La ignorancia no era un orgullo, sino una
sombra que la sociedad aspiraba a disipar a través de la educación y el
esfuerzo.
Hoy asistimos a un fenómeno sin precedentes:
la transición de la ignorancia involuntaria a la apología de la necedad.
Jamás en la historia se había exhibido con
tanta arrogancia el desdén por el conocimiento. Presumir de no haber abierto un
solo libro en la vida se ha convertido en una estrafalaria insignia de
autenticidad.
Existe una hostilidad manifiesta hacia cualquier
manifestación que huela, aunque sea remotamente, a rigor intelectual, a
abstracción o a ese esfuerzo cognitivo que trasciende los impulsos más
primarios.
Los analfabetos contemporáneos representan la
categoría más peligrosa de la decadencia cultural: el analfabeto funcional por elección.

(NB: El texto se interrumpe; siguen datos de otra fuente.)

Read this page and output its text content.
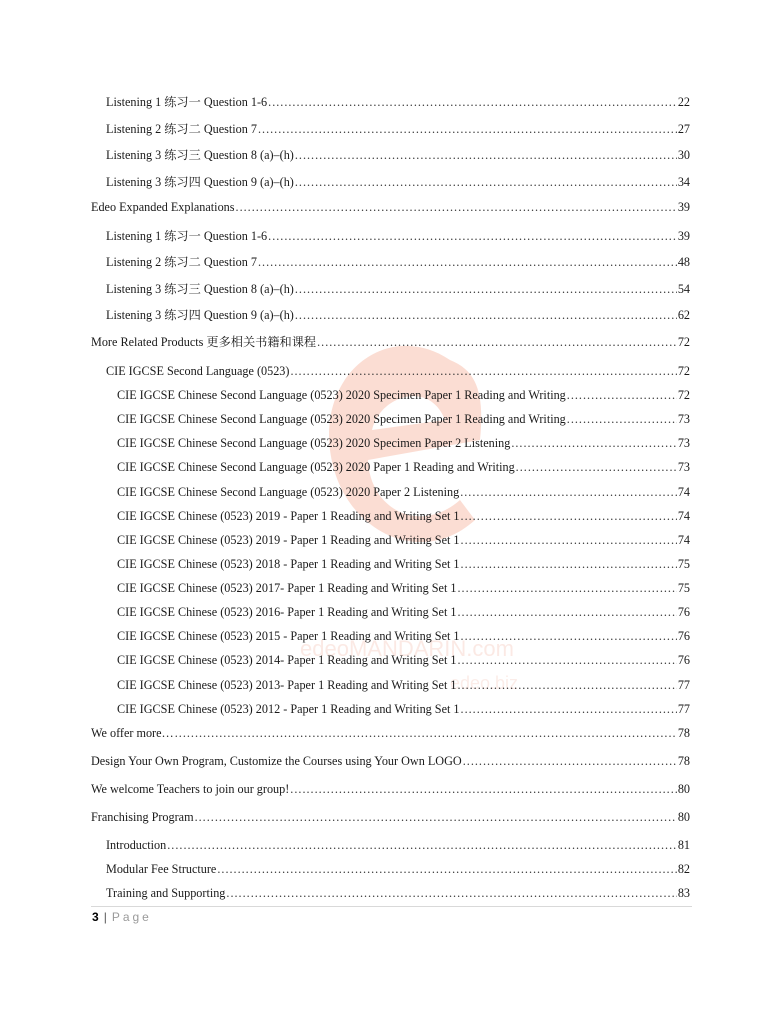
edeoMANDARIN.com
edeo.biz
Listening 1 练习一 Question 1-6 .....	22
Listening 2 练习二 Question 7 .....	27
Listening 3 练习三 Question 8 (a)–(h) .....	30
Listening 3 练习四 Question 9 (a)–(h) .....	34
Edeo Expanded Explanations .....	39
Listening 1 练习一 Question 1-6 .....	39
Listening 2 练习二 Question 7 .....	48
Listening 3 练习三 Question 8 (a)–(h) .....	54
Listening 3 练习四 Question 9 (a)–(h) .....	62
More Related Products 更多相关书籍和课程 .....	72
CIE IGCSE Second Language (0523) .....	72
CIE IGCSE Chinese Second Language (0523) 2020 Specimen Paper 1 Reading and Writing .....	72
CIE IGCSE Chinese Second Language (0523) 2020 Specimen Paper 1 Reading and Writing .....	73
CIE IGCSE Chinese Second Language (0523) 2020 Specimen Paper 2 Listening .....	73
CIE IGCSE Chinese Second Language (0523) 2020 Paper 1 Reading and Writing .....	73
CIE IGCSE Chinese Second Language (0523) 2020 Paper 2 Listening .....	74
CIE IGCSE Chinese (0523) 2019 - Paper 1 Reading and Writing Set 1 .....	74
CIE IGCSE Chinese (0523) 2019 - Paper 1 Reading and Writing Set 1 .....	74
CIE IGCSE Chinese (0523) 2018 - Paper 1 Reading and Writing Set 1 .....	75
CIE IGCSE Chinese (0523) 2017- Paper 1 Reading and Writing Set 1 .....	75
CIE IGCSE Chinese (0523) 2016- Paper 1 Reading and Writing Set 1 .....	76
CIE IGCSE Chinese (0523) 2015 - Paper 1 Reading and Writing Set 1 .....	76
CIE IGCSE Chinese (0523) 2014- Paper 1 Reading and Writing Set 1 .....	76
CIE IGCSE Chinese (0523) 2013- Paper 1 Reading and Writing Set 1 .....	77
CIE IGCSE Chinese (0523) 2012 - Paper 1 Reading and Writing Set 1 .....	77
We offer more… .....	78
Design Your Own Program, Customize the Courses using Your Own LOGO .....	78
We welcome Teachers to join our group! .....	80
Franchising Program .....	80
Introduction .....	81
Modular Fee Structure .....	82
Training and Supporting .....	83
3 | Page
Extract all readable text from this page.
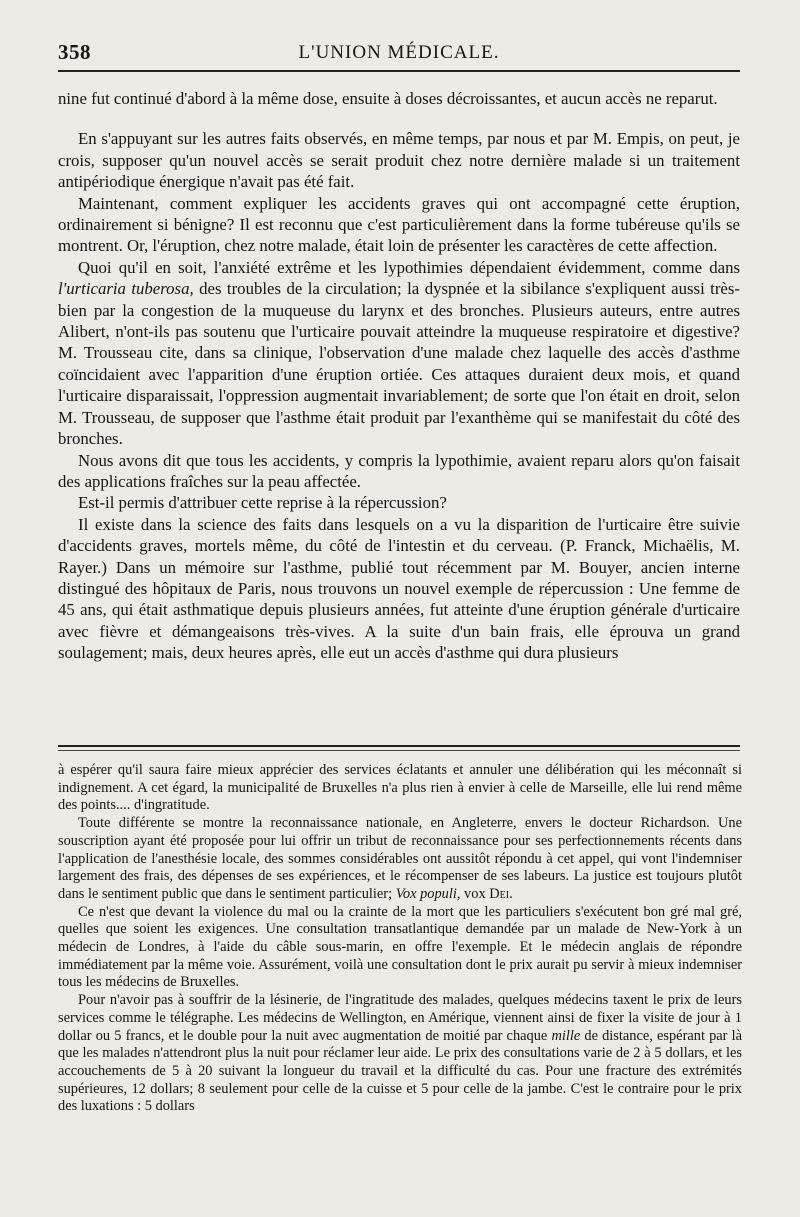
358	L'UNION MÉDICALE.

nine fut continué d'abord à la même dose, ensuite à doses décroissantes, et aucun accès ne reparut.

En s'appuyant sur les autres faits observés, en même temps, par nous et par M. Empis, on peut, je crois, supposer qu'un nouvel accès se serait produit chez notre dernière malade si un traitement antipériodique énergique n'avait pas été fait.

Maintenant, comment expliquer les accidents graves qui ont accompagné cette éruption, ordinairement si bénigne? Il est reconnu que c'est particulièrement dans la forme tubéreuse qu'ils se montrent. Or, l'éruption, chez notre malade, était loin de présenter les caractères de cette affection.

Quoi qu'il en soit, l'anxiété extrême et les lypothimies dépendaient évidemment, comme dans l'urticaria tuberosa, des troubles de la circulation; la dyspnée et la sibilance s'expliquent aussi très-bien par la congestion de la muqueuse du larynx et des bronches. Plusieurs auteurs, entre autres Alibert, n'ont-ils pas soutenu que l'urticaire pouvait atteindre la muqueuse respiratoire et digestive? M. Trousseau cite, dans sa clinique, l'observation d'une malade chez laquelle des accès d'asthme coïncidaient avec l'apparition d'une éruption ortiée. Ces attaques duraient deux mois, et quand l'urticaire disparaissait, l'oppression augmentait invariablement; de sorte que l'on était en droit, selon M. Trousseau, de supposer que l'asthme était produit par l'exanthème qui se manifestait du côté des bronches.

Nous avons dit que tous les accidents, y compris la lypothimie, avaient reparu alors qu'on faisait des applications fraîches sur la peau affectée.

Est-il permis d'attribuer cette reprise à la répercussion?

Il existe dans la science des faits dans lesquels on a vu la disparition de l'urticaire être suivie d'accidents graves, mortels même, du côté de l'intestin et du cerveau. (P. Franck, Michaëlis, M. Rayer.) Dans un mémoire sur l'asthme, publié tout récemment par M. Bouyer, ancien interne distingué des hôpitaux de Paris, nous trouvons un nouvel exemple de répercussion : Une femme de 45 ans, qui était asthmatique depuis plusieurs années, fut atteinte d'une éruption générale d'urticaire avec fièvre et démangeaisons très-vives. A la suite d'un bain frais, elle éprouva un grand soulagement; mais, deux heures après, elle eut un accès d'asthme qui dura plusieurs

à espérer qu'il saura faire mieux apprécier des services éclatants et annuler une délibération qui les méconnaît si indignement. A cet égard, la municipalité de Bruxelles n'a plus rien à envier à celle de Marseille, elle lui rend même des points.... d'ingratitude.

Toute différente se montre la reconnaissance nationale, en Angleterre, envers le docteur Richardson. Une souscription ayant été proposée pour lui offrir un tribut de reconnaissance pour ses perfectionnements récents dans l'application de l'anesthésie locale, des sommes considérables ont aussitôt répondu à cet appel, qui vont l'indemniser largement des frais, des dépenses de ses expériences, et le récompenser de ses labeurs. La justice est toujours plutôt dans le sentiment public que dans le sentiment particulier; Vox populi, vox Dei.

Ce n'est que devant la violence du mal ou la crainte de la mort que les particuliers s'exécutent bon gré mal gré, quelles que soient les exigences. Une consultation transatlantique demandée par un malade de New-York à un médecin de Londres, à l'aide du câble sous-marin, en offre l'exemple. Et le médecin anglais de répondre immédiatement par la même voie. Assurément, voilà une consultation dont le prix aurait pu servir à mieux indemniser tous les médecins de Bruxelles.

Pour n'avoir pas à souffrir de la lésinerie, de l'ingratitude des malades, quelques médecins taxent le prix de leurs services comme le télégraphe. Les médecins de Wellington, en Amérique, viennent ainsi de fixer la visite de jour à 1 dollar ou 5 francs, et le double pour la nuit avec augmentation de moitié par chaque mille de distance, espérant par là que les malades n'attendront plus la nuit pour réclamer leur aide. Le prix des consultations varie de 2 à 5 dollars, et les accouchements de 5 à 20 suivant la longueur du travail et la difficulté du cas. Pour une fracture des extrémités supérieures, 12 dollars; 8 seulement pour celle de la cuisse et 5 pour celle de la jambe. C'est le contraire pour le prix des luxations : 5 dollars
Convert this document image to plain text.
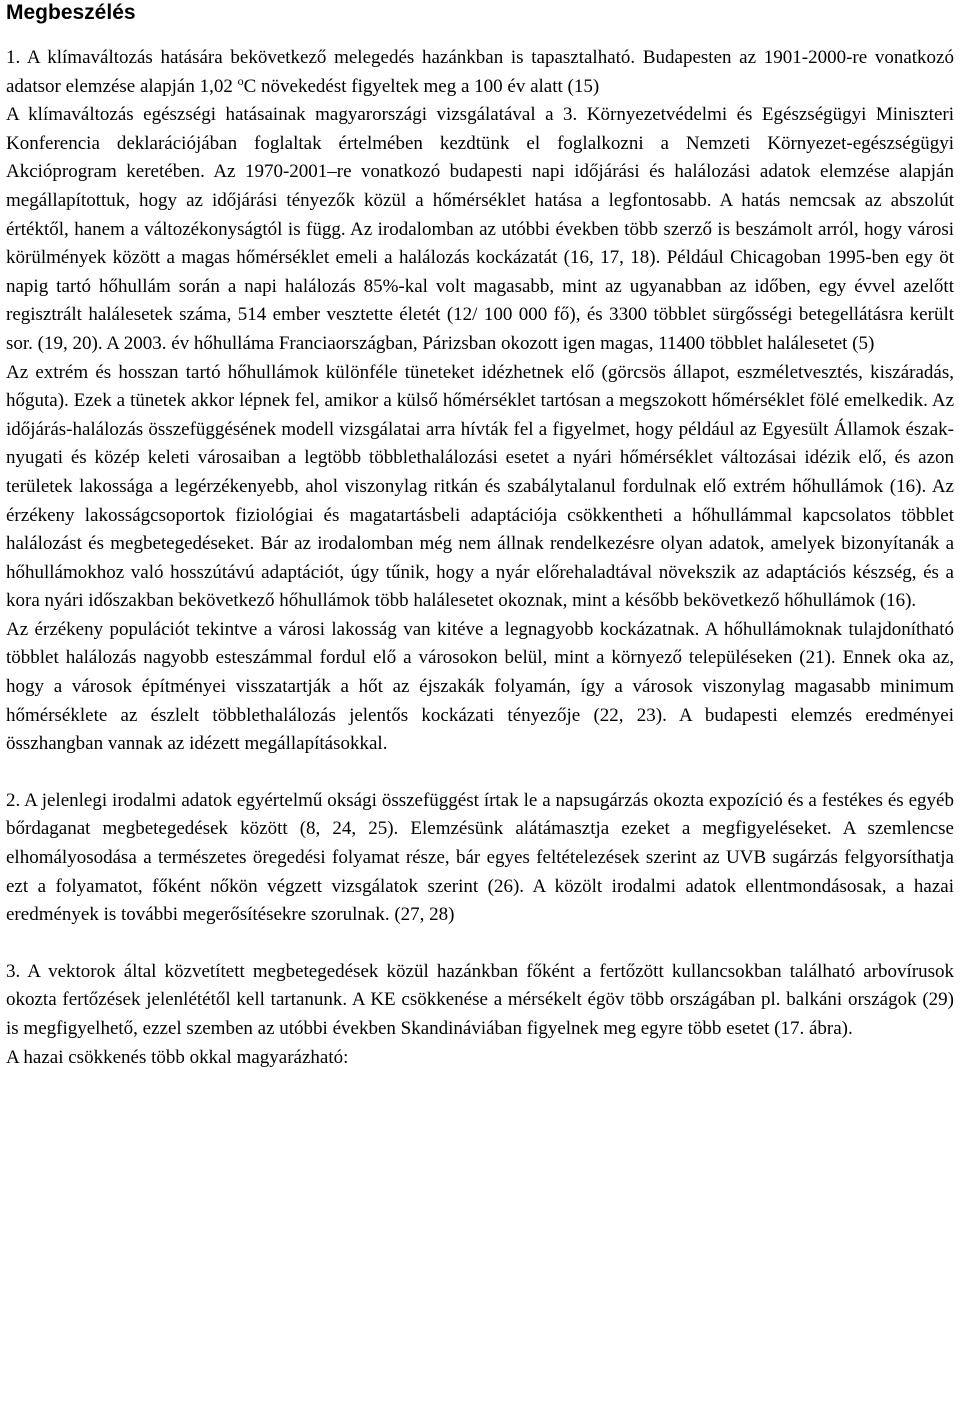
Megbeszélés

1. A klímaváltozás hatására bekövetkező melegedés hazánkban is tapasztalható. Budapesten az 1901-2000-re vonatkozó adatsor elemzése alapján 1,02 $^o$C növekedést figyeltek meg a 100 év alatt (15)

A klímaváltozás egészségi hatásainak magyarországi vizsgálatával a 3. Környezetvédelmi és Egészségügyi Miniszteri Konferencia deklarációjában foglaltak értelmében kezdtünk el foglalkozni a Nemzeti Környezet-egészségügyi Akcióprogram keretében. Az 1970-2001–re vonatkozó budapesti napi időjárási és halálozási adatok elemzése alapján megállapítottuk, hogy az időjárási tényezők közül a hőmérséklet hatása a legfontosabb. A hatás nemcsak az abszolút értéktől, hanem a változékonyságtól is függ. Az irodalomban az utóbbi években több szerző is beszámolt arról, hogy városi körülmények között a magas hőmérséklet emeli a halálozás kockázatát (16, 17, 18). Például Chicagoban 1995-ben egy öt napig tartó hőhullám során a napi halálozás 85%-kal volt magasabb, mint az ugyanabban az időben, egy évvel azelőtt regisztrált halálesetek száma, 514 ember vesztette életét (12/ 100 000 fő), és 3300 többlet sürgősségi betegellátásra került sor. (19, 20). A 2003. év hőhulláma Franciaországban, Párizsban okozott igen magas, 11400 többlet halálesetet (5)

Az extrém és hosszan tartó hőhullámok különféle tüneteket idézhetnek elő (görcsös állapot, eszméletvesztés, kiszáradás, hőguta). Ezek a tünetek akkor lépnek fel, amikor a külső hőmérséklet tartósan a megszokott hőmérséklet fölé emelkedik. Az időjárás-halálozás összefüggésének modell vizsgálatai arra hívták fel a figyelmet, hogy például az Egyesült Államok észak-nyugati és közép keleti városaiban a legtöbb többlethalálozási esetet a nyári hőmérséklet változásai idézik elő, és azon területek lakossága a legérzékenyebb, ahol viszonylag ritkán és szabálytalanul fordulnak elő extrém hőhullámok (16). Az érzékeny lakosságcsoportok fiziológiai és magatartásbeli adaptációja csökkentheti a hőhullámmal kapcsolatos többlet halálozást és megbetegedéseket. Bár az irodalomban még nem állnak rendelkezésre olyan adatok, amelyek bizonyítanák a hőhullámokhoz való hosszútávú adaptációt, úgy tűnik, hogy a nyár előrehaladtával növekszik az adaptációs készség, és a kora nyári időszakban bekövetkező hőhullámok több halálesetet okoznak, mint a később bekövetkező hőhullámok (16).

Az érzékeny populációt tekintve a városi lakosság van kitéve a legnagyobb kockázatnak. A hőhullámoknak tulajdonítható többlet halálozás nagyobb esteszámmal fordul elő a városokon belül, mint a környező településeken (21). Ennek oka az, hogy a városok építményei visszatartják a hőt az éjszakák folyamán, így a városok viszonylag magasabb minimum hőmérséklete az észlelt többlethalálozás jelentős kockázati tényezője (22, 23). A budapesti elemzés eredményei összhangban vannak az idézett megállapításokkal.

2. A jelenlegi irodalmi adatok egyértelmű oksági összefüggést írtak le a napsugárzás okozta expozíció és a festékes és egyéb bőrdaganat megbetegedések között (8, 24, 25). Elemzésünk alátámasztja ezeket a megfigyeléseket. A szemlencse elhomályosodása a természetes öregedési folyamat része, bár egyes feltételezések szerint az UVB sugárzás felgyorsíthatja ezt a folyamatot, főként nőkön végzett vizsgálatok szerint (26). A közölt irodalmi adatok ellentmondásosak, a hazai eredmények is további megerősítésekre szorulnak. (27, 28)

3. A vektorok által közvetített megbetegedések közül hazánkban főként a fertőzött kullancsokban található arbovírusok okozta fertőzések jelenlététől kell tartanunk. A KE csökkenése a mérsékelt égöv több országában pl. balkáni országok (29) is megfigyelhető, ezzel szemben az utóbbi években Skandináviában figyelnek meg egyre több esetet (17. ábra).

A hazai csökkenés több okkal magyarázható:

A diferencia de las generaciones pasadas, han
tenido a su alcance la mayor infraestructura educativa e informativa de la
historia humana.
Saben descifrar signos y escribir palabras,
pero han renunciado voluntariamente al ejercicio del juicio crítico.
Su ceguera no proviene de la falta de luz,
sino de la decisión explícita de cerrar los ojos.
Esta renuncia no ocurre en el vacío…
El mercado, astuto y voraz, ha detectado en
esta masa complaciente al consumidor perfecto.
Lejos de elevar el nivel del público, la
industria cultural y el entretenimiento han optado por descender a ras del
suelo.
El mundo se está reconfigurando a la medida de
esta nueva mayoría que usurpa el imperio de la razón: un ecosistema diseñado
para la gratificación instantánea, donde lo complejo se penaliza y lo trivial
se deifica.
Todo debe ser fluido, digerible, superficial y
anestésicamente primario, asegurando que ninguna idea exija un minuto más de
atención del que exige un parpadeo.
Así, la ignorancia ha dejado de ser una
carencia marginal para convertirse en la nueva clase dominante.
Es una hegemonía cultural invertida que impone
sus códigos, su falta de estética y sus morbosas dinámicas de consumo.
No solo dominan el mercado, sino que dictan la
conversación pública y desmantelan la excelencia.
Y en medio de este paisaje de conformismo
industrializado, quedamos los disidentes de la banalidad: aquellos que
insistimos en que el pensamiento es un refugio indispensable, y que aspirar a
la belleza, al saber y a la profundidad no es un acto de pedantería, sino el
último reducto de resistencia humana.